St. Bonifatius Wiesbaden

Was der Kürbis mit einem Topf zu tun hat

GemeindebriefPhilippe Jaeck

Topf

Haben Sie schon einmal einem Töpfer bei der Arbeit zugeschaut oder sogar an einem Töpferkurs teilgenommen? Der Prophet Jeremia besuchte auch eine Töpferei - nicht aus Neugier oder weil er ein Hobby suchte, sondern weil Gott ihm das angeordnet hatte. Er schaute dem Töpfer bei seiner Arbeit zu. Der Töpfer modellierte mit seiner Hand den Ton. Aber nicht jedes Gefäß, das er formen wollte, gelang ihm beim ersten Mal. Als ihm ein Topf missriet, da drückte er den weichen Ton zusammen und begann von neuem. So erhielt der Topf die von ihm beabsichtigte Form. Und während Jeremia dem Töpfer so auf die Hände schaut, da bekommt er etwas zu hören: „Kann ich nicht mit euch verfahren wie dieser Töpfer, Haus Israel?... Siehe, wie der Ton in der Hand des Töpfers, so seid ihr in meiner Hand…“ (18,6).

Alle Menschen sind in seiner Hand. Der Töpfer bestimmt die Form, das Material hat keinen Einfluss darauf. Gott ist der Schöpfer, er hat den Menschen in seiner Hand. Der Prophet Jesaja (45,9) und viel später auch der Apostel Paulus (Röm 9,20) fragen: „...Sagt denn der Ton zu seinem Schöpfer: Was machst du?“; „Sagt etwa das Werk zu dem, der es geschaffen hat: Warum hast du mich so gemacht?“.

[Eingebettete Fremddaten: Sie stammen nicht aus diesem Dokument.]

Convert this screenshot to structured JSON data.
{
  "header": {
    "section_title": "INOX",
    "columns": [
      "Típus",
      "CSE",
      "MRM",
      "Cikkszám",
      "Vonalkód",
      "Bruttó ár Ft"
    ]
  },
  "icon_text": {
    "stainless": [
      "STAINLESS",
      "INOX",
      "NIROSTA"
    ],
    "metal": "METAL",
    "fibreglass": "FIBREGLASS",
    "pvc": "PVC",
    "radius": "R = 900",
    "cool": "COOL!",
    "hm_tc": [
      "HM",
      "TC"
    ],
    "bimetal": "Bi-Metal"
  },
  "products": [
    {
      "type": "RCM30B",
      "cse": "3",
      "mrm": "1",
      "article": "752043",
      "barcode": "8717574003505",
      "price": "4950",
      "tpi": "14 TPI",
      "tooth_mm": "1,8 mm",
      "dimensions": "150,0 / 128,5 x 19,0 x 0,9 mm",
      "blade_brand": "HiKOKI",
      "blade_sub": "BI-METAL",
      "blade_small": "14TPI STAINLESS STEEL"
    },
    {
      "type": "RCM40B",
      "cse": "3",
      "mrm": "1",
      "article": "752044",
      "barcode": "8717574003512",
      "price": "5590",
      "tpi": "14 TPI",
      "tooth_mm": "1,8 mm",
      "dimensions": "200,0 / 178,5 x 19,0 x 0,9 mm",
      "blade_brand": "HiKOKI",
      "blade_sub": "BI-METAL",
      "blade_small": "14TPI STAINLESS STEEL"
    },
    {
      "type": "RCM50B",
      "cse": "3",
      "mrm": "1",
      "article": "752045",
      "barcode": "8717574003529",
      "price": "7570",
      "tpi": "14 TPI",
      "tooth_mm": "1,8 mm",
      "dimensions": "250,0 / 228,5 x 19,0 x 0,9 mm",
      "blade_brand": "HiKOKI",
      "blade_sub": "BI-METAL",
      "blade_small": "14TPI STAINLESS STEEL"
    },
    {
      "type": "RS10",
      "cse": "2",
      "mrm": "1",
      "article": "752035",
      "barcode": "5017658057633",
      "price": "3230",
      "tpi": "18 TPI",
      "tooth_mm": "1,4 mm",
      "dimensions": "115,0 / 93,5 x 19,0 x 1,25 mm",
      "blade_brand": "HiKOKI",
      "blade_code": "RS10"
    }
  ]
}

Gott erwartet, dass der Ton einen Ton von sich gibt, dass er sich rührt. Wir alle sind eine „formbare Masse“ in der Hand Gottes. Der Ton und der Topf hat also mit Christentum und mit uns zu tun.

Kürbis

Neben den Töpfen – z.B. zu Hause in der Küche oder in den Gärtnereien – sind üblicherweise in dieser Herbstzeit besonders Kürbisse zu sehen. Sie gehören zu den stärksten Symbolen der Erntedankzeit, dienen als Dekoration und werden gerne als Delikatesse verschiedentlich für den Verzehr zubereitet.

Bis der Kürbis am Ende Erntezeit von Orangen und anderen Winterfrüchten verdrängt wird, erscheint er noch einmal in einer höchst ausgeprägten Form: als „Halloween“! Was ist Halloween? – kurz um: das Fest der Finsternis. Und bald ist es so weit: Überall begegnen wir Kürbisköpfe mit Geistergesichtern, Gespenstern, Totenköpfen, Vampiren und anderen Gruselgegenständen. Was meint die Bibel dazu?

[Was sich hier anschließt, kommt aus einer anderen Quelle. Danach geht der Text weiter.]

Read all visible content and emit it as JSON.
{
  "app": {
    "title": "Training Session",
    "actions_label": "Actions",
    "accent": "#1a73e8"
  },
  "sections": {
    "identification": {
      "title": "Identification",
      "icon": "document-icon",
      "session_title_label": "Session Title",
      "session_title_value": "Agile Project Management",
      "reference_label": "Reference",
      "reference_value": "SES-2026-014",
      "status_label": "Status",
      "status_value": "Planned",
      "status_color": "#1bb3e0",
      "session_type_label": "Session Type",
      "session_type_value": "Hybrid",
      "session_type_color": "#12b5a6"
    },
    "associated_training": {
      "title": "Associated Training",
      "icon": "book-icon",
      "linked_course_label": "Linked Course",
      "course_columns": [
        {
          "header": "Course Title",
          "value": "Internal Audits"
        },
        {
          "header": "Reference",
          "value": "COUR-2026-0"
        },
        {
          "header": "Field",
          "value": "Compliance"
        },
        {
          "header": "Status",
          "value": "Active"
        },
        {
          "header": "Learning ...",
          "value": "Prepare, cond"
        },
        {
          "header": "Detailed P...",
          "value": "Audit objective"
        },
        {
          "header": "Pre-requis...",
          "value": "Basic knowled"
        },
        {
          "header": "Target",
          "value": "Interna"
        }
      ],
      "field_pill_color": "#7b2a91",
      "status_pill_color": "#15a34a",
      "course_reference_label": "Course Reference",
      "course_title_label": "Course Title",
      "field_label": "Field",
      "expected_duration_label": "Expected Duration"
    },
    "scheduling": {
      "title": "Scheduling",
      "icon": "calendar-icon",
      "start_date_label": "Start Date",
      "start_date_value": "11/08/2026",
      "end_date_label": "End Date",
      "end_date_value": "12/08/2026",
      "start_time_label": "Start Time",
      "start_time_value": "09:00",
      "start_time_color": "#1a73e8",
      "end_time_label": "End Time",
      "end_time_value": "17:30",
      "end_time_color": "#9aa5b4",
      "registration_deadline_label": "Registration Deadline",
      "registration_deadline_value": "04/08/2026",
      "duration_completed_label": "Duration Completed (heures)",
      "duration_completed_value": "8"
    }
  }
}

Der Kürbis ist eine der ältesten Pflanzen der Welt. Sogar in der Bibel wird er bereits erwähnt. Ursprünglich kommen Kürbisse aus Mittel- und Südamerika, wo sie schon vor geschätzten 8.000 Jahren von den Ureinwohnern Perus und Mexikos angebaut wurden. Sie sind sogar noch älter als Bohnen oder Mais.

Die Geschichte mit dem Töpfer beim Propheten Jeremia inspiriert mich zu einer ähnlichen, christlichen Deutung von Kürbis und Halloween. Hier ist Gott als Bauer, der den Kürbis pflanzt, pflegt, erntet und bearbeitet, und ich bin der Kürbis, der sich von ihm „bearbeiten“ lässt. Dazu muss der Kürbis zunächst ausgehöhlt werden, was geschieht, indem man den Deckel des Kürbisses vorsichtig entfernt und das verwachsene Fruchtfleisch herausnimmt. Dann schneidet man das Gesicht in die hohle Schale: Augen, Mund, Nase und Ohren. Am Ende stellt man ein Licht in den Innenraum der Kürbisschale und merkt, wie diese sowohl das Innere des Kürbisses hell ausleuchtet, als auch das Äußere – durch strahlende Augen, Mund und andere Öffnungen auf der Schale. Man erkennt leicht, wie auf einmal ein Gesicht auf der Kürbisschale leuchtet und strahlt.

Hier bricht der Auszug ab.